秋の匂いを感じながら、良輔との思い出を振り返っていると、何故か無性に切なくなった。
(早く良輔に会いたい……)
裏口から徐々に従業員が帰っていくが、中々良輔の姿は見えない。
ふと時計を見ると22時23分、いつも終わる時間より、20分過ぎていた。
(おかしいな、残業なんてあったことないのに)
麻奈美は裏口へ近寄り、出てきた良輔と同じ歳位の男の子に声を掛けた。
「あの、こんばんは。こちらで働いている宮沢良輔君はまだ中にいます?」
不思議そうに見つめていた男の子は、思いついたように笑顔になった。
『あぁ、噂の麻奈美ちゃんかな?アイツ今日バイトって言ってた??』
「いえ、いつもならバイトの日ですよね?電話が繋がらないので働いてるかと……」
麻奈美の鼓動はドキッとした。
『アイツさ、しばらく見てないよ。お前のせいでこっちはバイト増やされたんだってーのって、良輔に伝えといてくれないかな?んー言っちゃ駄目だったのかな、まぁいいか、悪いのアイツだしね。』
悪びれる様子も無い男の子。
驚きと動揺で震える手をぎゅっと握り締めながら、麻奈美は作り笑いをし軽く御礼をして、足早にその場を立ち去った。
(良輔、嘘ついてたんだ……どうして……?なんで?……なんで??)
いない良輔に向かって疑問を投げかけながら、まだ人通りの多い路地を歩く。
悲しい気持ちを上回って、段々と怒りが込み上げて来る。
気持ちと比例してか、いつしか小走りになり、ついには息をぜえぜえと言わせるぐらいの猛スピードで走り出していた。
もしかしたら事故にでもあったのかもしれない、そんな気持ちもあったが女の勘がそうとは言わなかった。

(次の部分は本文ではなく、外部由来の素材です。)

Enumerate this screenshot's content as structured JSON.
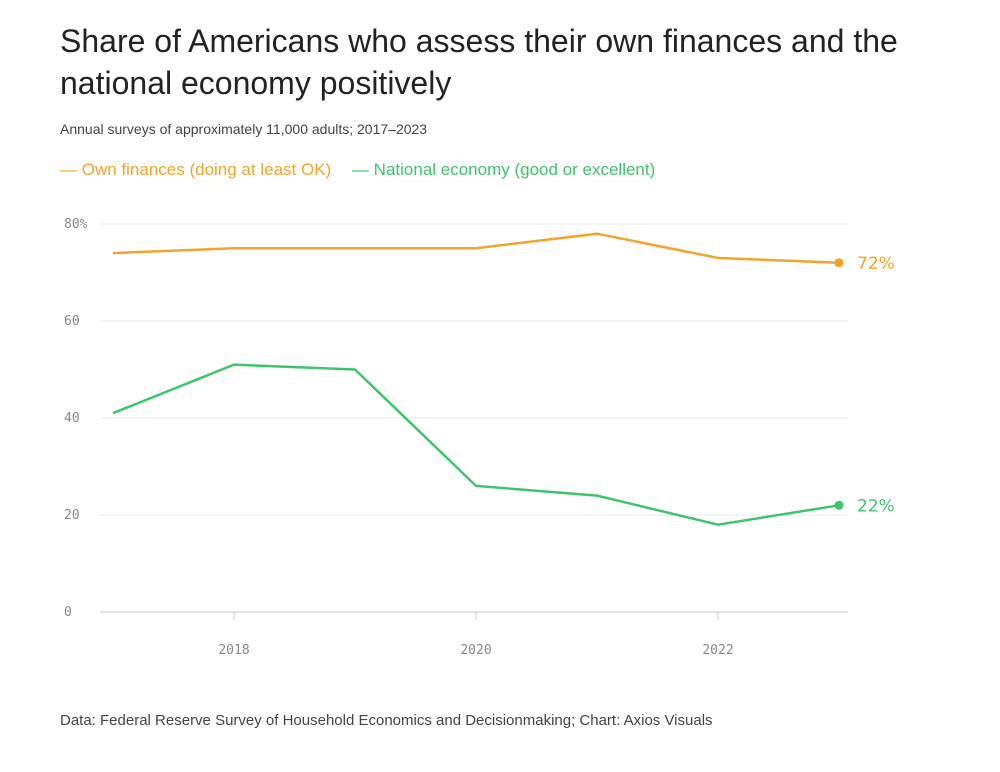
{
  "colors": {
    "own_finances": "#f2a52a",
    "national_economy": "#3ec46d"
  },
  "chart_data": {
    "type": "line",
    "title": "Share of Americans who assess their own finances and the national economy positively",
    "subtitle": "Annual surveys of approximately 11,000 adults; 2017–2023",
    "x": [
      2017,
      2018,
      2019,
      2020,
      2021,
      2022,
      2023
    ],
    "series": [
      {
        "name": "Own finances (doing at least OK)",
        "values": [
          74,
          75,
          75,
          75,
          78,
          73,
          72
        ],
        "end_label": "72%"
      },
      {
        "name": "National economy (good or excellent)",
        "values": [
          41,
          51,
          50,
          26,
          24,
          18,
          22
        ],
        "end_label": "22%"
      }
    ],
    "xticks": [
      "2018",
      "2020",
      "2022"
    ],
    "xtick_values": [
      2018,
      2020,
      2022
    ],
    "yticks": [
      "0",
      "20",
      "40",
      "60",
      "80%"
    ],
    "ytick_values": [
      0,
      20,
      40,
      60,
      80
    ],
    "ylim": [
      0,
      80
    ],
    "xlim": [
      2017,
      2023
    ],
    "grid": true,
    "legend_placement": "top-left",
    "source": "Data: Federal Reserve Survey of Household Economics and Decisionmaking; Chart: Axios Visuals"
  }
}
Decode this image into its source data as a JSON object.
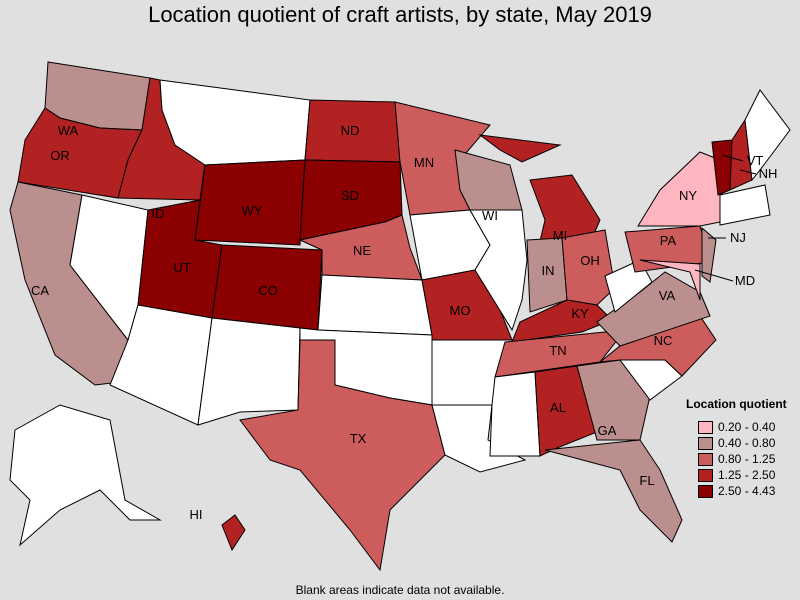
{
  "title": "Location quotient of craft artists, by state, May 2019",
  "legend": {
    "title": "Location quotient",
    "bins": [
      {
        "label": "0.20 - 0.40",
        "color": "#ffb6c1"
      },
      {
        "label": "0.40 - 0.80",
        "color": "#bc8f8f"
      },
      {
        "label": "0.80 - 1.25",
        "color": "#cd5c5c"
      },
      {
        "label": "1.25 - 2.50",
        "color": "#b22222"
      },
      {
        "label": "2.50 - 4.43",
        "color": "#8b0000"
      }
    ]
  },
  "no_data_color": "#ffffff",
  "note": "Blank areas indicate data not available.",
  "states": {
    "NY": 0,
    "MD": 0,
    "WA": 1,
    "CA": 1,
    "WI": 1,
    "IN": 1,
    "VA": 1,
    "GA": 1,
    "FL": 1,
    "NJ": 1,
    "MN": 2,
    "NE": 2,
    "TX": 2,
    "OH": 2,
    "PA": 2,
    "NC": 2,
    "TN": 2,
    "OR": 3,
    "ID": 3,
    "ND": 3,
    "MI": 3,
    "MO": 3,
    "KY": 3,
    "AL": 3,
    "NH": 3,
    "HI": 3,
    "WY": 4,
    "SD": 4,
    "UT": 4,
    "CO": 4,
    "VT": 4
  }
}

なんで電話に出ないの?なんで仕事に行ってないの?なんで会う回数が減ったの?なんで嘘をつくの?――
怒りと哀しさで、頭が真っ白になった麻奈美は地下鉄に乗るのも忘れ、気付くとすでに良輔の住むアパートの前に立っていた。
上を見上げると、部屋の明かりが点いている。
走ってきた勢いそのままに、息を切らしながらガンガンガンと階段を上る。
(ピンポン、ピンポン)
……出ない。
麻奈美はドアノブに手を掛けた。
(ガチャ)
ドアはすんなりと麻奈美を受け入れた。
玄関にはいっぱいになったゴミ袋と、散乱した靴。
そして部屋の奥には見慣れた顔。
そこには裕美が居た。
裕美と良輔が、狭いワンルームの中に脱ぎかけの服で身を隠し、こちらを見ている。
時間が止まった。
これが現実なのか、夢なのか、麻奈美にはまだ理解が出来ない。
第一声を発したのは、良輔だった。
『……何見てんだよ。』
その瞬間、良輔は羽織掛けのシャツを麻奈美に向かって投げつけた。
そしてゆっくり立ち上がると、玄関の方へと歩いてくる。
何を考えればいいのか、何をどう動けばいいのか、戸惑いで心が追いついていかない。
良輔がこっちに向かってくる、そう頭が認識した瞬間、何かが物凄い速さで動くのが見えた。
(ドカッ……!)
良輔の腕だった。
鈍い音と共に、人形のように動かなかった麻奈美が吹っ飛ぶ。
『やめてええええええっ!!!』
裕美の声が頭に響く。
しかし良輔の腕は休まることを知らなかった。
顔は見る見る腫れ上がり、腕は壁とぶつかった衝撃で血が飛ぶほどに切れる。
『誰の許可得て勝手に家着てんだゴラアアッ!てめえの顔なんか今見たくねえんだよっ!!』
まるで人が違うように、人格が変わっている良輔。
顔が痛い。
腕が痛い。
お腹が痛い。
心が痛い。
遠くなる意識の中で、麻奈美は良輔の薄笑いだけが頭に残った。